Youthful packaging of traditional news content will not have the desired effect, media scholar Marju Himma-Kadakas finds. A broader range of topics and a fresh approach might just work.
Bringing young people into their information field is important for media houses as it helps maintain audience continuity. More broadly, citizens' media literacy is necessary for the functioning of democracy. While young people realize that news is important, practical obstacles crop up: the content and subject matter of news is considered boring and negative.
If the aim is to involve young people in the media space, we should change the definition of news, broaden the range of available topics, emphasize storytelling and technical quality, a recent experimental research paper by Marju Himma-Kadakas and Raul Ferrer-Conill found.
Merely going after form by involving influencers and using social media tricks will not prove fruitful in reaching young people, the authors suggest. "Such attempts usually amount to what young people call cringe," Himma-Kadakas admits.
Hard news just bad news
Himma-Kadakas and Ferrer-Conill suggest that news organizations are often under the illusion that they are producing innovative content that is a good fit for social media and speaks to young people.

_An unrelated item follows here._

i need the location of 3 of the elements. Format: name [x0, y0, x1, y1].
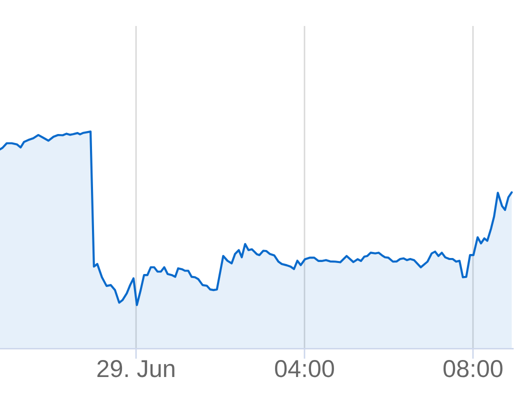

That is usually not the case. It often turns out upon closer inspection that recent efforts haven't been worth the time or money spent.
The tip of the involvement spear should instead be aimed at fundamental reforms and finding a key that matters to young people. Otherwise, the content will simply constitute information noise to be avoided or ignored.
Their research suggests that news stories centered around politicians and what they do on a daily basis could be tempered with topics that matter to the young generation, such as climate change, mental health and wellbeing.
While the latest generation loves a shorter format, they also like a longer narrative and convincing storytelling. Simply finding that everything is wrong and jumping to another topic where the conclusion is the same does not inspire young people to delve deep.
Himma-Kadakas suggests that interviews tend to concentrate on opinion leaders and on-call commentators, while experts in narrower fields should be given a lot more airtime.
Low quality does not fly
The paper also reveals that young people are used to video content sporting a high production quality and are therefore very sensitive to quality. Any media house that thinks social media does not require a proper effort and tries to wing it only works to undermine its own credibility.
Because their peers are capable of producing quality audio and video, young people feel that professional media houses should not fall short. "News content is worth young people's time as long as it sports a high quality, the video is short and the topic of interest," Himma-Kadakas says, trying to sum a recipe for involving youths.
For the purposes of the study, the authors created video clips that used different techniques of relaying information, varied in terms of audio and video quality, as well as genre. What the clips had in common was attempting to communicate news content as a YouTuber would. The videos were shown to youths with whom focus group interviews were later conducted.
The links to the videos can be found in Marju Himma-Kadakas and Raul Ferrer-Conill's article "Is news engagement worthwhile?: Studying young audiences' engagement with YouTuber-like news content" published in Nordicom Review.